The non profit Ability Housing is renovating affordable housing units at the Wayne Densch Center in Eatonville. Image:  Ability Housing
Rendering of the Wayne Densch Center apartment complex/Photo: Ability Housing

The Orlando metro area has one of the most severe shortages of affordable rentals for low income households in the nation according to a new report from the National Low Income Housing Coalition.

The Gap Report finds just 17 available rentals for every 100 extremely low income households in the Orlando – Kissimmee- Sanford area.

Put another way there’s a shortage of nearly 59,000 affordable rentals.

The coalition’s vice president for research, Andrew Aurand, said a low income household will spend the bulk of their income on rent.

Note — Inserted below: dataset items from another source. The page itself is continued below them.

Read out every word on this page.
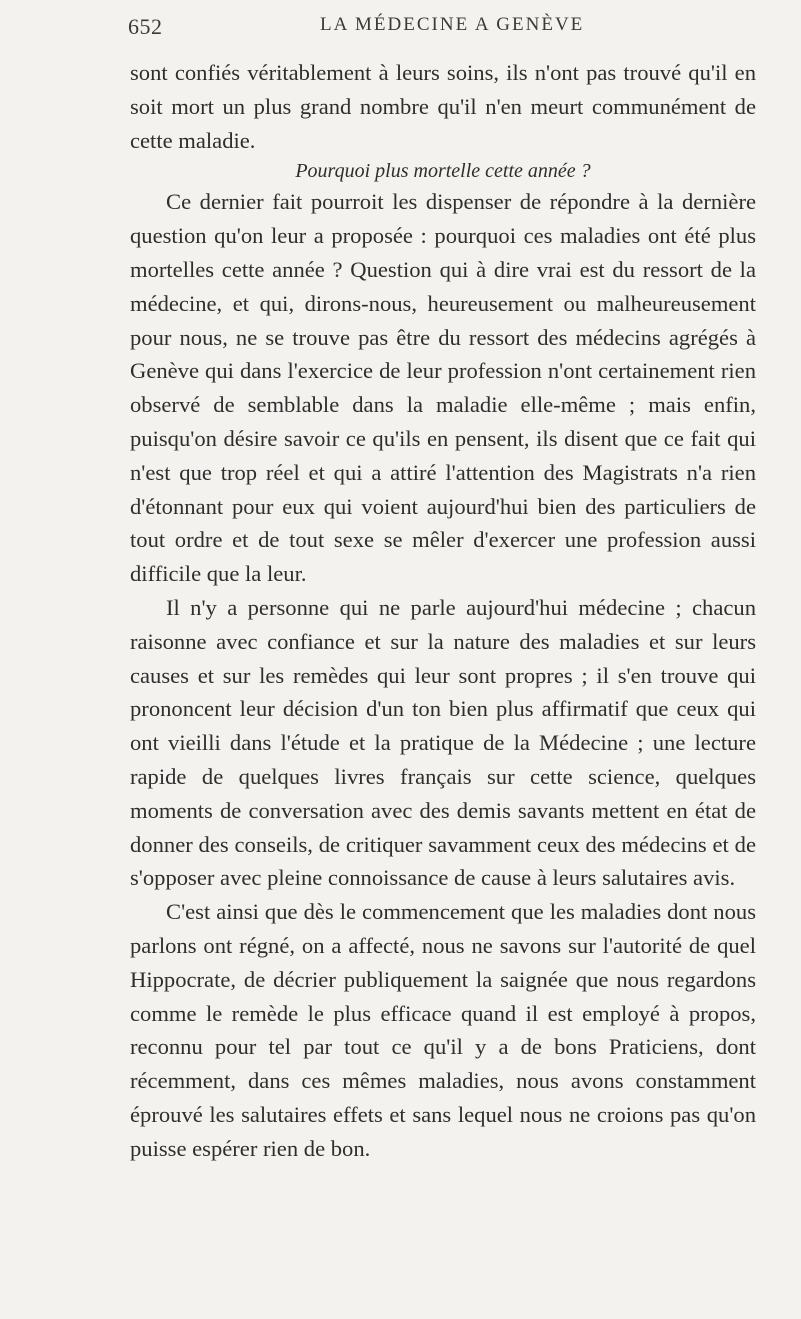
652	LA MÉDECINE A GENÈVE

sont confiés véritablement à leurs soins, ils n'ont pas trouvé qu'il en soit mort un plus grand nombre qu'il n'en meurt communément de cette maladie.

Pourquoi plus mortelle cette année ?

Ce dernier fait pourroit les dispenser de répondre à la dernière question qu'on leur a proposée : pourquoi ces maladies ont été plus mortelles cette année ? Question qui à dire vrai est du ressort de la médecine, et qui, dirons-nous, heureusement ou malheureusement pour nous, ne se trouve pas être du ressort des médecins agrégés à Genève qui dans l'exercice de leur profession n'ont certainement rien observé de semblable dans la maladie elle-même ; mais enfin, puisqu'on désire savoir ce qu'ils en pensent, ils disent que ce fait qui n'est que trop réel et qui a attiré l'attention des Magistrats n'a rien d'étonnant pour eux qui voient aujourd'hui bien des particuliers de tout ordre et de tout sexe se mêler d'exercer une profession aussi difficile que la leur.

Il n'y a personne qui ne parle aujourd'hui médecine ; chacun raisonne avec confiance et sur la nature des maladies et sur leurs causes et sur les remèdes qui leur sont propres ; il s'en trouve qui prononcent leur décision d'un ton bien plus affirmatif que ceux qui ont vieilli dans l'étude et la pratique de la Médecine ; une lecture rapide de quelques livres français sur cette science, quelques moments de conversation avec des demis savants mettent en état de donner des conseils, de critiquer savamment ceux des médecins et de s'opposer avec pleine connoissance de cause à leurs salutaires avis.

C'est ainsi que dès le commencement que les maladies dont nous parlons ont régné, on a affecté, nous ne savons sur l'autorité de quel Hippocrate, de décrier publiquement la saignée que nous regardons comme le remède le plus efficace quand il est employé à propos, reconnu pour tel par tout ce qu'il y a de bons Praticiens, dont récemment, dans ces mêmes maladies, nous avons constamment éprouvé les salutaires effets et sans lequel nous ne croions pas qu'on puisse espérer rien de bon.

“They spend likely around seventy per cent or even eighty per cent of their income just for housing. And it has significant impact on their ability to pay for other necessities like adequate food, or to cover any medical expenses they have,” he said.

An extremely low income household is a family of four making $25,000 or less annually, or 30% of the area's average median income, which ever is higher.

Aurand said the solution begins at the federal level, and he said local governments could look at whether zoning laws affect the availability of affordable rental housing.

“We have the resources to address the problem, and investing more money into federal programs that provide affordable housing that serve the lowest income renters," said Aurand.

"We choose, however, not to fund them adequately. We don’t have the political will, nationally, to do it.”